How to prevent registry problems
You can avoid registry problems by following a few basic guidelines. The following is not a complete list of preventive measures, but will help you avoid a majority of registry-related problems.

  • Shut down your Windows PC with the standard [start] -> shut down procedure. Interrupting this procedure by a “forced shutdown” may corrupt the registry because Windows frequently writes to the registry at this time. A forced shutdown may result in the addition of a partially written file to the registry. The next time you turn on your computer, you may see signs of corruption. Laptop/notebook users should take heed when the battery is low and shut down immediately. The shutdown procedure often requires a lot of hard disk access and, therefore, power. Some laptops immediately cut power in the event of extremely low battery power.

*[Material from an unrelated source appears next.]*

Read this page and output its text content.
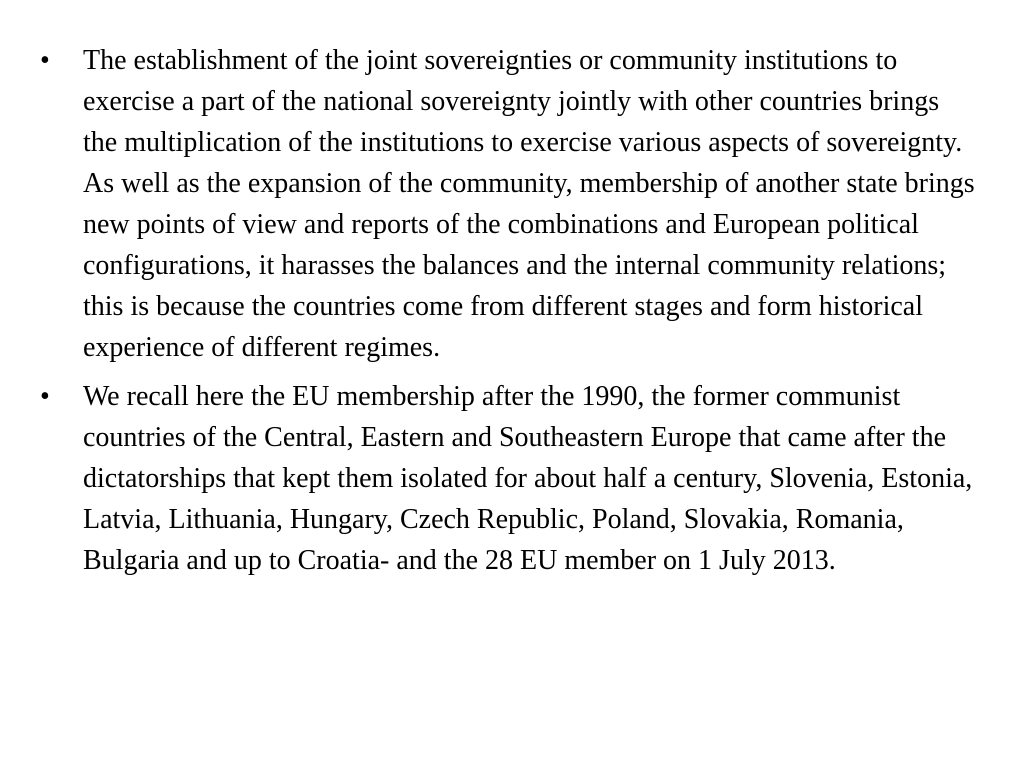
•	The establishment of the joint sovereignties or community institutions to exercise a part of the national sovereignty jointly with other countries brings the multiplication of the institutions to exercise various aspects of sovereignty. As well as the expansion of the community, membership of another state brings new points of view and reports of the combinations and European political configurations, it harasses the balances and the internal community relations; this is because the countries come from different stages and form historical experience of different regimes.
•	We recall here the EU membership after the 1990, the former communist countries of the Central, Eastern and Southeastern Europe that came after the dictatorships that kept them isolated for about half a century, Slovenia, Estonia, Latvia, Lithuania, Hungary, Czech Republic, Poland, Slovakia, Romania, Bulgaria and up to Croatia- and the 28 EU member on 1 July 2013.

  • Uninstall unwanted software or hardware with the vendor’s uninstall program. If an uninstaller did not come with your software, you may also use the standard Windows uninstaller, which is located in System -> Add/Remove Programs. Make sure you allow the Windows uninstaller to complete.
  • Do not interrupt software installation procedures or upgrade procedures by forcing the system to shut down. On rare occasions when the system hangs or freezes it is necessary to hold down the power button until the system completely shuts down. However, performing a forced-shutdown after normal operation is not recommended, and doing so during an installation or upgrade is asking for trouble.
  • Do not install drivers on top of drivers. If you are installing new drivers for a particular piece of hardware (a video card, for example), make sure to use an approved driver upgrade from the vendor. For example, installing non-standard monitor drivers alongside existing video card drivers from another vendor might cause problems.
  • If you absolutely must manually install software from another vendor to work in conjunction with existing hardware, ensure that you completely remove the old drivers before installing anything new. For example, if you would like to update drivers to support your new widescreen monitor, it is a good idea to remove the current driver (thereby setting the driver to “unknown monitor”) before installing the new ones.
  • Back up your registry occasionally, even during normal operating conditions, by using the methods described in the “How to fix registry problems” section.

If you frequently install and uninstall programs to try them out, it is a good idea to purchase a registry cleaning application and run it on a regular basis. If you are the organized type who regularly makes to-do lists for computer maintenance, you can put this task on the same schedule as the defragmentation process or a routine spyware check, for example. You may even notice that regular registry cleaning nets a significant increase in the speed and responsiveness of your computer.